Il y a un mot à l’origine de tous ces discours: LA PEUR!! Tous ceux qui quittent un endroit sont non seulement confrontés à leurs propres peurs mais aussi à celles des autres. Déjà on essaye de surmonter ses propres angoisses :  et voilà que le premier venu se meut en expert du découragement et journaliste de la peur et du malheur. Il te rappelle justement tout ce qu’il se passe en Turquie, la situation des femmes là-bas, que c’est quand même un pays à 98% musulman! No wayyyy, tu as découvert ça tout seul? « Hey, mais au fait, tu y as déjà mis les pieds toi en Turquie?» «Ah non non, mais c’est pas nécessaire, il n’y a qu’à regarder le téléjournal.» « Ah oui et c’est pour ça que je devrais t’écouter?!»    Même si je n’ai absolument pas besoin de ce genre de commentaire et que cela m’agace plus qu’autre chose, je salue toutefois leur bienveillance et leur souci sincère pour moi et mon projet et les remercie poliment. Mais les spécialistes de la raison, de la logique et les maniaques du contrôle, sachez-le m’ennuient profondément.
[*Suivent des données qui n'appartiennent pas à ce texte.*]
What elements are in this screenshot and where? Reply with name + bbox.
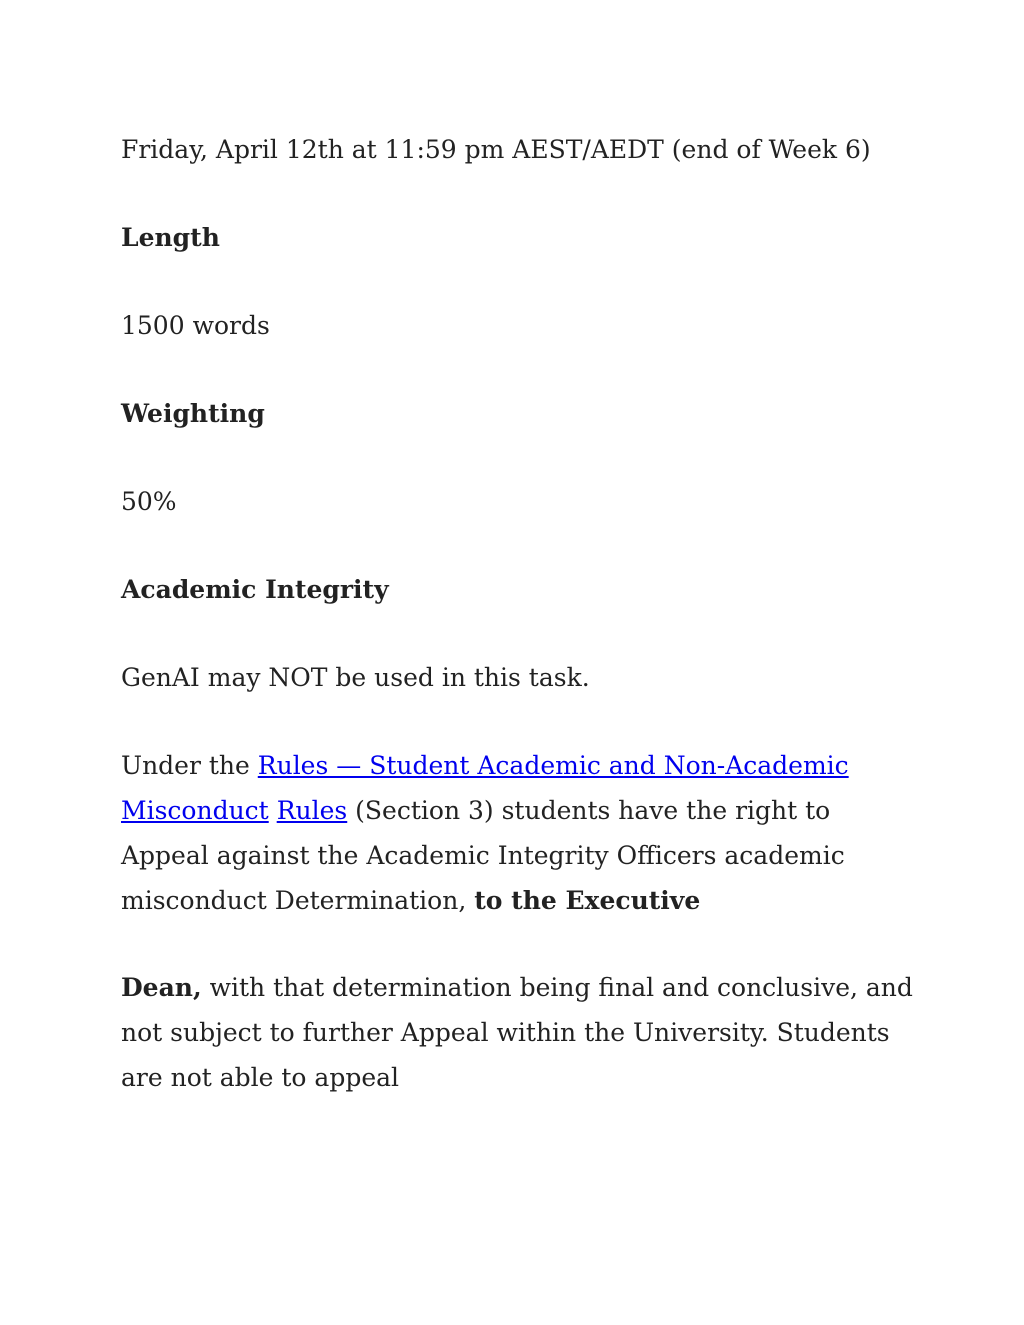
weighting-value: 50%: [121, 487, 177, 516]
appeal-bold-text: to the Executive: [474, 886, 701, 915]
dean-paragraph: [121, 965, 921, 1100]
dean-line-1: [121, 965, 921, 1010]
misconduct-rules-link-continued[interactable]: Misconduct: [121, 796, 269, 825]
rules-link[interactable]: Rules: [276, 796, 348, 825]
length-heading: Length: [121, 223, 220, 252]
appeal-prefix: Under the: [121, 751, 258, 780]
appeal-line-4-text: misconduct Determination,: [121, 886, 475, 915]
dean-bold-text: Dean,: [121, 973, 202, 1002]
appeal-after-link: (Section 3) students have the right to: [347, 796, 831, 825]
weighting-heading: Weighting: [121, 399, 265, 428]
appeal-line-3: Appeal against the Academic Integrity Officers academic: [121, 841, 845, 870]
appeal-line-4: [121, 878, 921, 923]
length-value: 1500 words: [121, 311, 270, 340]
dean-line-3: are not able to appeal: [121, 1063, 400, 1092]
dean-line-2: not subject to further Appeal within the University. Students: [121, 1018, 890, 1047]
appeal-paragraph: [121, 743, 921, 923]
academic-integrity-heading: Academic Integrity: [121, 575, 389, 604]
misconduct-rules-link[interactable]: Rules — Student Academic and Non-Academic: [257, 751, 849, 780]
genai-note: GenAI may NOT be used in this task.: [121, 663, 590, 692]
due-date-text: Friday, April 12th at 11:59 pm AEST/AEDT (end of Week 6): [121, 135, 871, 164]
dean-line-1-rest: with that determination being final and conclusive, and: [201, 973, 913, 1002]
appeal-line-2: [121, 788, 921, 833]
appeal-line-1: [121, 743, 921, 788]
Je ne vais quand même pas jouer les hypocrites, bien sûr que j’ai peur d’un tas de choses. Mais la peur découle surtout de l’inconnu au sens large et des inconnues plus précises du type: où vais-je m’installer, comment je vais me débrouiller avec la langue, est-ce que je ne vais pas avoir des problèmes avec l’administration, est-ce que je vais vraiment m’y plaire, un mois en vacances c’est bien sympa, mais y vivre… et ainsi de suite. Ce sont des éléments sur lesquels je n’ai que très peu de prises et le fait que je m’en inquiète ne fera que me freiner dans mon élan du départ. De plus, mes voyages précédents ne m’ont prouvé une chose: Tous les problèmes que j’ai bien pu imaginer ne se sont jamais mais alors JAMAIS produits ne serait-ce qu’un peu. Ma peur, mes peurs n’étaient que le produit de sentiments d’incertitude face à ma capacité à gérer l’imprévisible nouveauté. Non, mes voyages m’ont prouvé que je reçois toujours plus que ce que j’espère en retirer. Quand on planifie un voyage, on se dit « je pourrais faire ceci ou cela », ou « ça me ferait plaisir de voir cette région », « de visiter cet endroit » ou autre. Mais mes plus beaux voyages étaient ceux que je laissaient se dérouler sous mes yeux, en y donnant le moins de direction possible, qu’une ligne générale et à chaque fois – sans exception – , j’ai reçu bien plus que ce que j’avais espéré et souhaité.

Les craintes face au voyage ou face à un changement sont absolument normales. Elles ne le sont plus quand elles prennent le dessus sur notre capacité à effectuer le dit voyage ou changement. Il est donc primordial d’apprendre à gérer ses craintes, à ne pas les écouter ou à ne plus les ressentir (qui n’a jamais eu la boule au ventre dans un moment d’angoisse?). Mais ces stratagèmes ne vaudront jamais celui-ci: remplacer ses peurs par l’amour.

Hein, quoi, mais comment ça, quel amour, l’amour pour quoi exactement? Je vais en parler dans un prochain post plus profondément mais pour l’instant, peut-être comprenez-vous maintenant pourquoi je parle de La peur du voyage ou Du voyage de la peur.  Parce que dompter sa peur et la remplacer par l’amour est un voyage en soi, ouvert, pleins d’horizons insoupçonnés et de découvertes sur soi et ses capacités. Je suis en train de vivre ce voyage et c’est exaltant. Et je n’aurai pas vraiment besoin de partir physiquement pour le faire, comprenez-le bien. Le caractère concret de ce départ pour la Turquie m’aide à me lancer dans ce voyage de la peur qui se passe principalement entre moi et moi-même. Le voyage concret me pousse dans mes retranchements en testant ma capacité à ne pas m’inquiéter, à me détacher, à me défaire, à bouger, à m’adapter, à m’ouvrir à la nouveauté et à l’autre. En somme il me pousse à faire confiance, à aimer.